We could, in principle, launch a ship the size of the USS Ronald Reagan, with a crew of thousands aboard, fully armored with heavy steel or lead plate, three foot thick, if needed. These ships could cruise to Mars in a matter of weeks, and to anywhere else in the solar system in a few months. Only liberal, scared-of-their-own-shadows girlie-men are preventing us from doing it. Think about that: girlie-men are preventing us! We must be scared of them. . . . Sorry, I'm p***ed that we'd let those losers block such a magnificient future for mankind.
WHAT? And subject astronauts and unknown space microbes to the dangers of lead? What in the EPA is wrong with you? Sheesh! Just looking at lead will kill you, don't you know ;>)
What the heck are humans going to do on Earth that robots can't do? EVERYTHING.

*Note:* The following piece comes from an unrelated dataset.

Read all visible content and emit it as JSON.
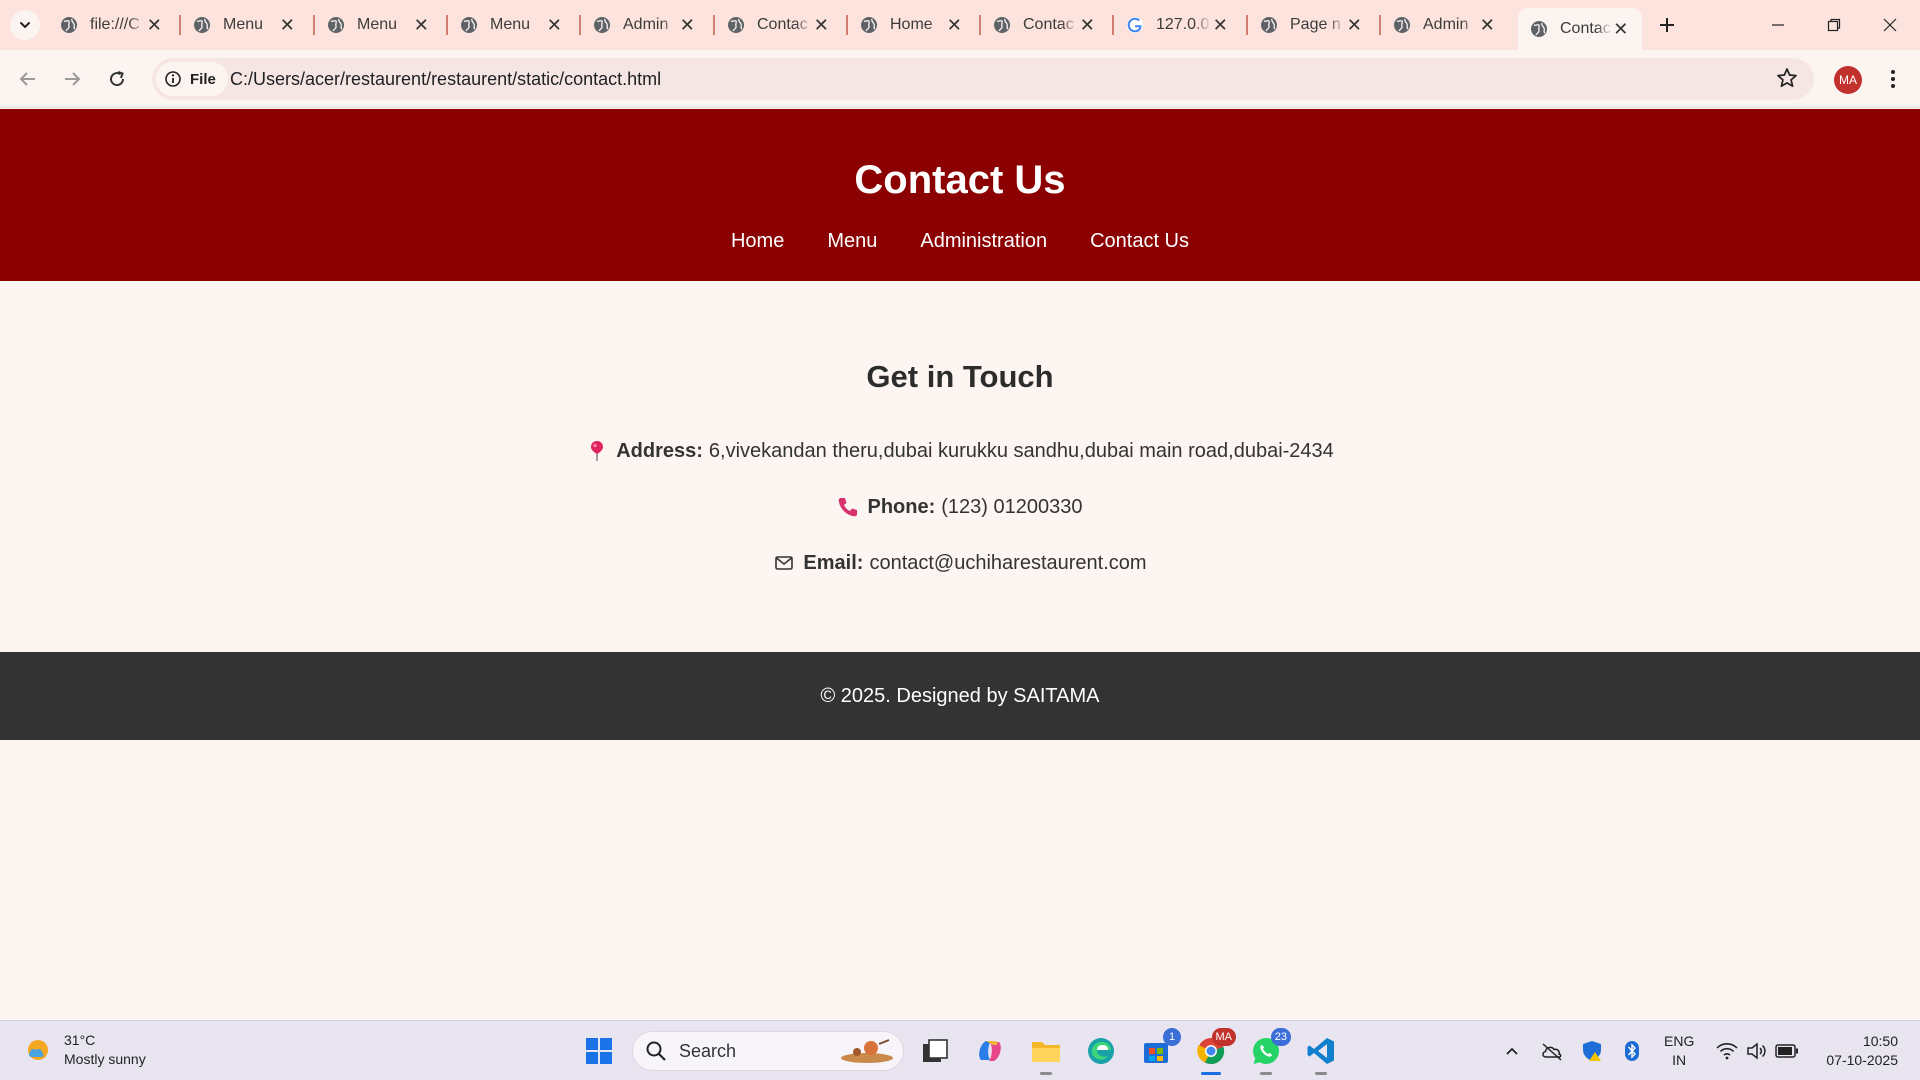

I would think a good thick cement-like slabs from the moon and/or asteroids would do the trick.
Or frozen water/waste tanks surrounding the outside, with the people in the chewy inside. (For some reason, I vaguely recall water ice having better cosmic ray reflection than liquid water -- something to do with the crystal structure overlapping better so that rays would not so easily bounce through. Never quite sure I believed it.)
To all my conservative friends who give a rat's rump about space travel, I send my heartfelt well-wishes for their endeavors, and trust they will fund their hobby with their own money, just as I fund mine with mine.
We were children then. Gullible. We are older now, and wiser. Like the old saying, 'Too soon alt, too late schmart.'
'Way more, I'd speculate.
Though I'm neither a doctor, nor do I play one on TV.
"You know, I wonder whether running a magnetic field around the ship would serve to sheild the crew the way the earth's magnetic field sheilds us--and how much power would be needed to create an effective sheild."
This is a very interesting idea considering the power of superconductors in space and the use of those same dangerous rays as an energy source for an electromagnetic field. Some copper cable, some solar sails on copper rails and get the vessel corkscrewing opposite of the sails..... HMMMM. Very interesting.